Use this extension to read data sets from SAS, Stata, and SPSS from DuckDB with ReadStat.
Installation is simple through the DuckDB Community Extension repository, just type
INSTALL read_stat FROM community;
LOAD read_stat;
in a DuckDB instance near you.
The extension adds a single DuckDB table function, read_stat
, which you use as follows:
-- Read a SAS `.sas7bdat` or `.xpt` file
FROM read_stat('sas_data.sas7bdat');
FROM read_stat('sas_data.xpt');
-- Read an SPSS `.sav`, `.zsav`, or `.por` file
FROM read_stat('spss_data.sav');
FROM read_stat('compressed_spss_data.zsav');
FROM read_stat('portable_spss_data.por');
-- Read a Stata .dta file
FROM read_stat('stata_data.dta');
If the file extension is not .sas7bdat
, .xpt
, .sav
, .zsav
, .por
, or .dta
,
use the read_stat
function for the right file type with the format
parameter:
FROM read_stat('sas_data.other_extension', format = 'sas7bdat');
FROM read_stat('sas_data.other_extension', format = 'xpt');
-- SPSS `.sav` and `.zsav` can both be read through the format `'sav'`
FROM read_stat(
'spss_data_possibly_compressed.other_extension',
format = 'sav'
);
FROM read_stat('portable_spss_data.other_extension', format = 'por');
FROM read_stat('stata_data.other_extension', format = 'dta');
Override the file character encoding
inferred from the file with an iconv
encoding name, see https://www.gnu.org/software/libiconv/:
FROM read_stat('latin1_encoded.sas7bdat', encoding = 'iso-8859-1');
If your files have the proper file extensions and you do not need to override their character encodings, a replacement scan is also available:
-- Read a SAS `.sas7bdat` or `.xpt` file
FROM 'sas_data.sas7bdat';
FROM 'sas_data.xpt';
-- Read an SPSS `.sav`, `.zsav`, or `.por` file
FROM 'spss_data.sav';
FROM 'compressed_spss_data.zsav';
FROM 'portable_spss_data.por';
-- Read a Stata .dta file
FROM 'stata_data.dta';
Clone the repo with submodules
git clone --recurse-submodules <repo>
In principle, compiling this template only requires a C/C++ toolchain. However, this template relies on some additional tooling to make life a little easier and to be able to share CI/CD infrastructure with extension templates for other languages:
- Python3
- Python3-venv
- Make
- CMake
- Git
- (Optional) Ninja + ccache
- vcpkg
Installing these dependencies will vary per platform:
- For Linux, these come generally pre-installed or are available through the distro-specific package manager.
- For MacOS, homebrew.
- For Windows, chocolatey.
After installing the dependencies, building is a two-step process. Firstly run:
make configure
This will ensure a Python venv is set up with DuckDB and DuckDB's test runner installed. Additionally, depending on configuration, DuckDB will be used to determine the correct platform for which you are compiling.

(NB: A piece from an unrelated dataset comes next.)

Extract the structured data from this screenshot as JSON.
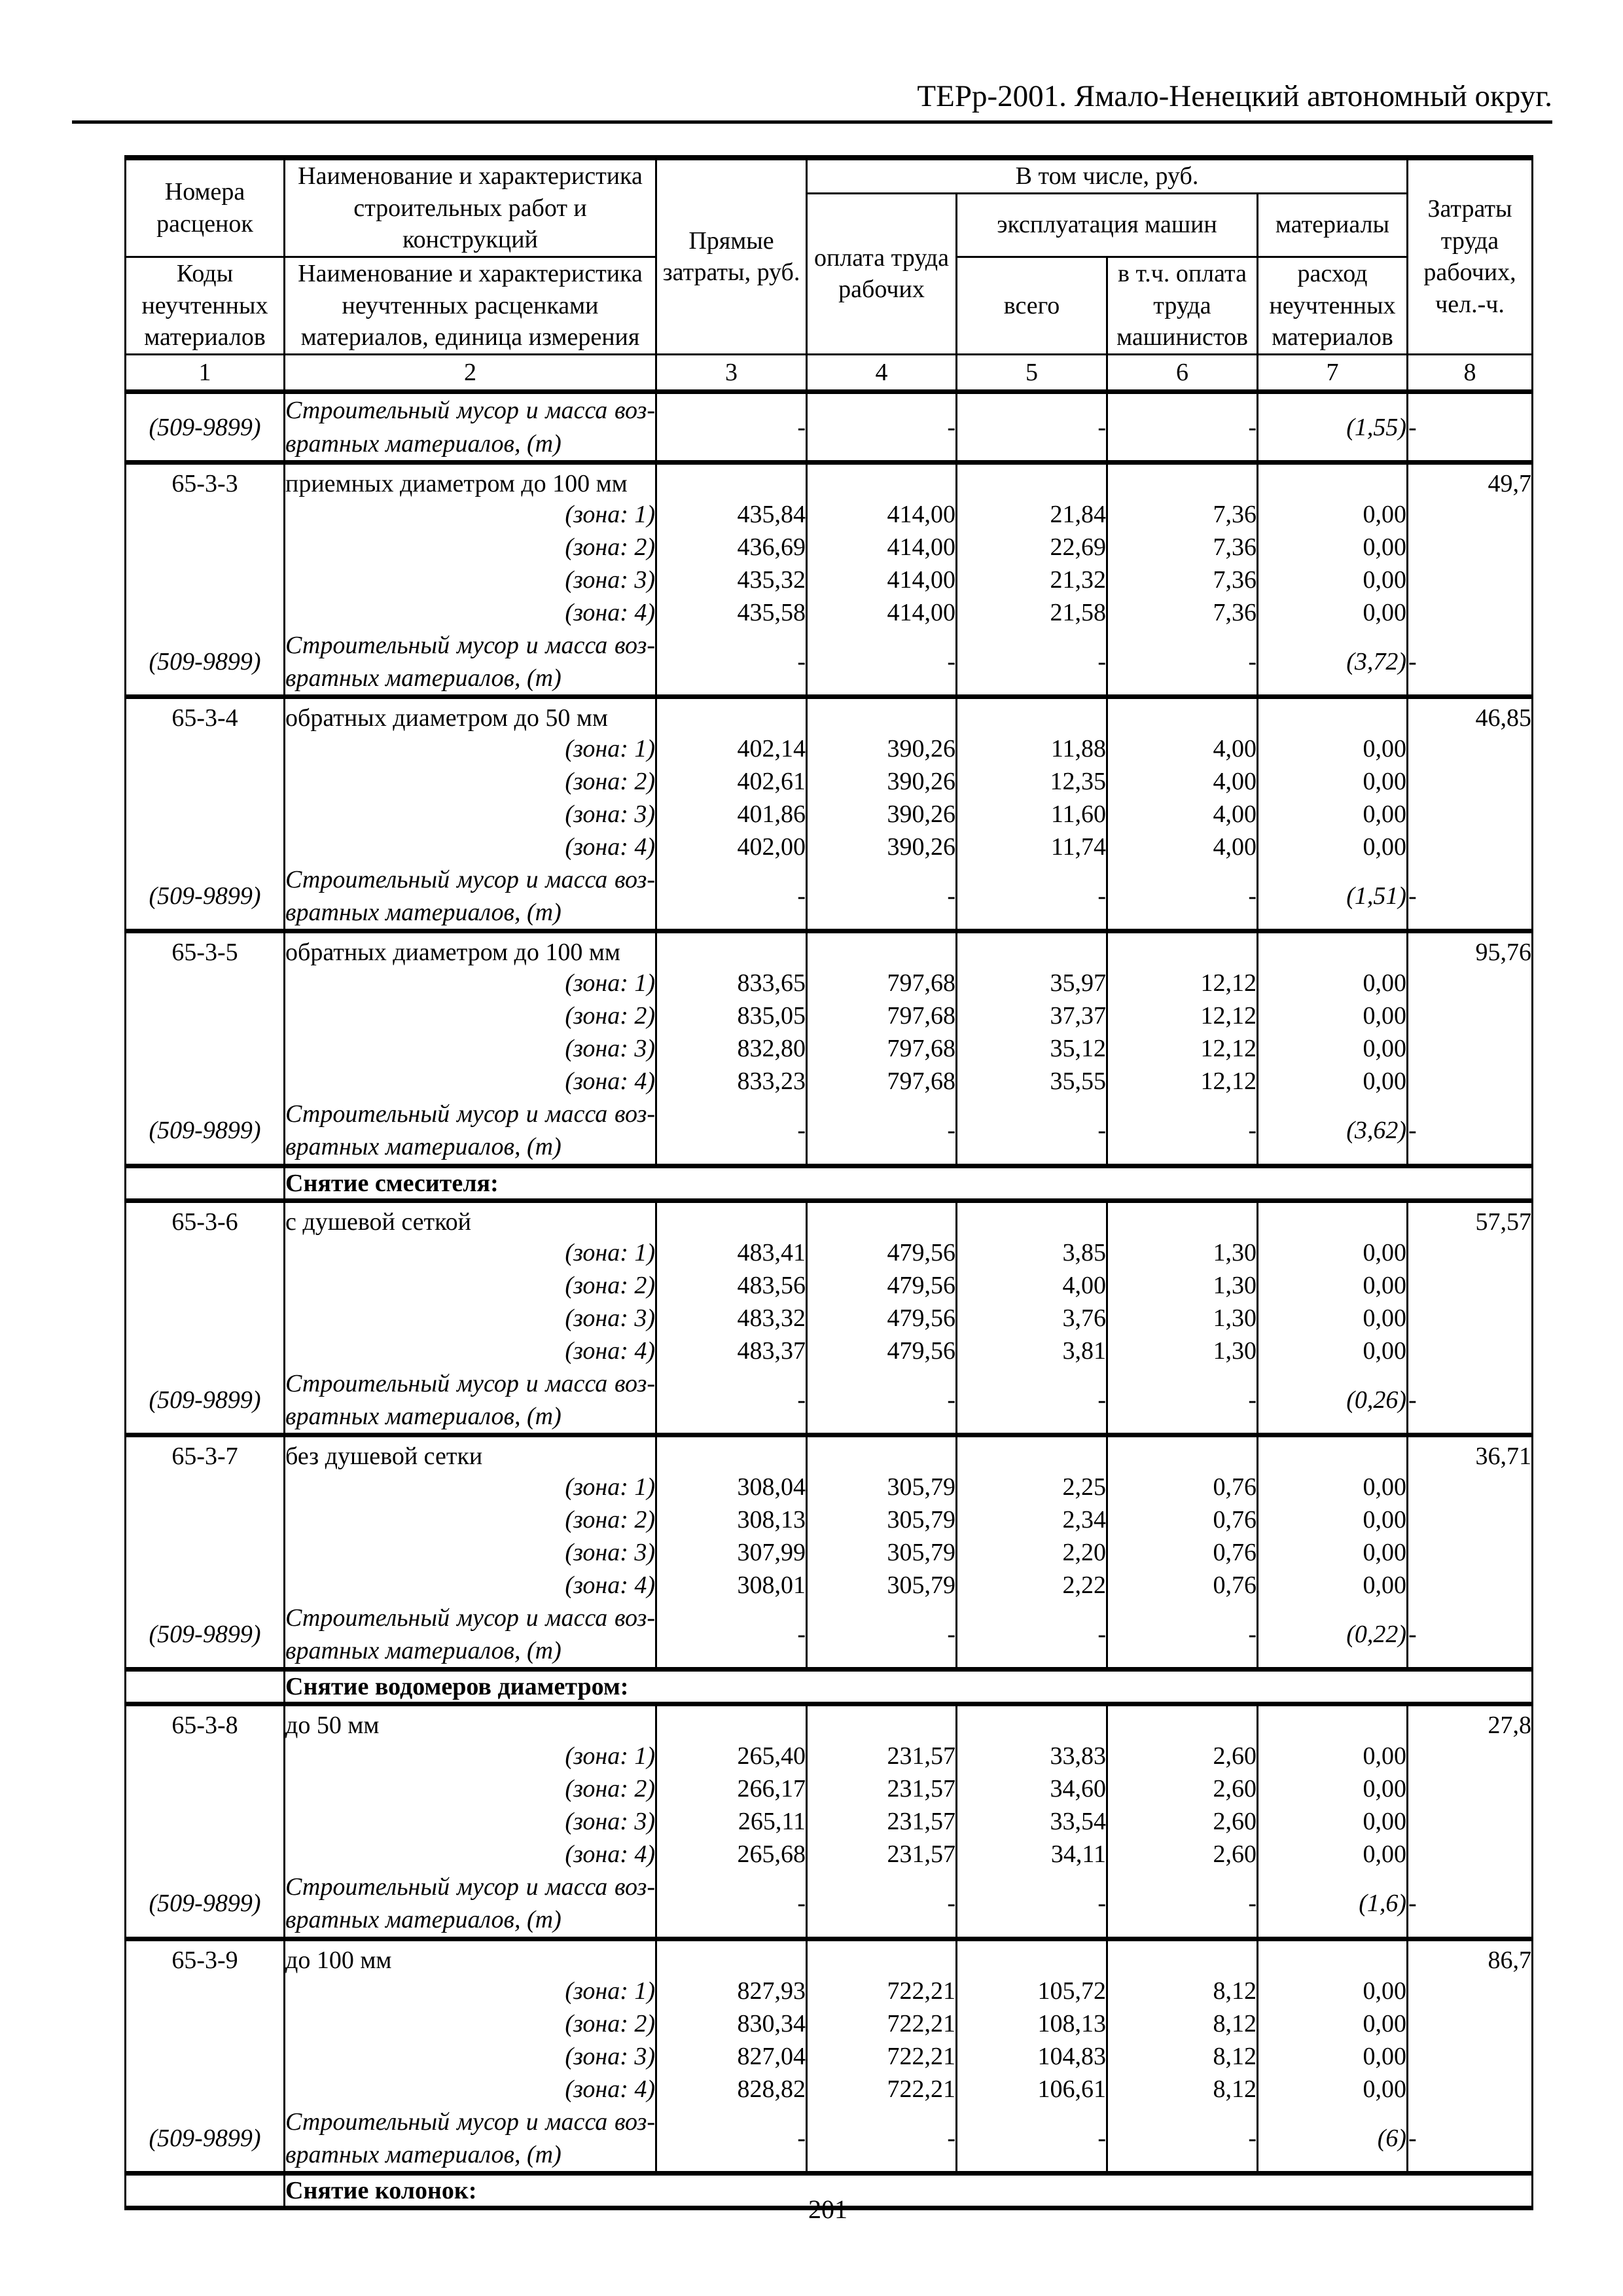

Then, to build the extension run:
make debug
This delegates the build process to cargo, which will produce a shared library in target/debug/<shared_lib_name>
. After this step,
a script is run to transform the shared library into a loadable extension by appending a binary footer. The resulting extension is written
to the build/debug
directory.
To create optimized release binaries, simply run make release
instead.
We recommend to install Ninja and Ccache for building as this can have a significant speed boost during development. After installing, ninja can be used by running:
make clean
GEN=ninja make debug
This extension uses the DuckDB Python client for testing. This should be automatically installed in the make configure
step.
The tests themselves are written in the SQLLogicTest format, just like most of DuckDB's tests. A sample test can be found in
test/sql/<extension_name>.test
. To run the tests using the debug build:
make test_debug
or for the release build:
make test_release
Testing with different DuckDB versions is really simple:
First, run
make clean_all
to ensure the previous make configure
step is deleted.
Then, run
DUCKDB_TEST_VERSION=v1.1.2 make configure
to select a different duckdb version to test with
Finally, build and test with
make debug
make test_debug
The DuckDB Extension C API has a stable part and an unstable part. By default, this template only allows usage of the stable part of the API. To switch it to allow using the unstable part, take the following steps:
Firstly, set your TARGET_DUCKDB_VERSION
to your desired in ./Makefile
. Then, run make update_duckdb_headers
to ensure
the headers in ./duckdb_capi
are set to the correct version. (FIXME: this is not yet working properly).
Finally, set USE_UNSTABLE_C_API
to 1 in ./Makefile
. That's all!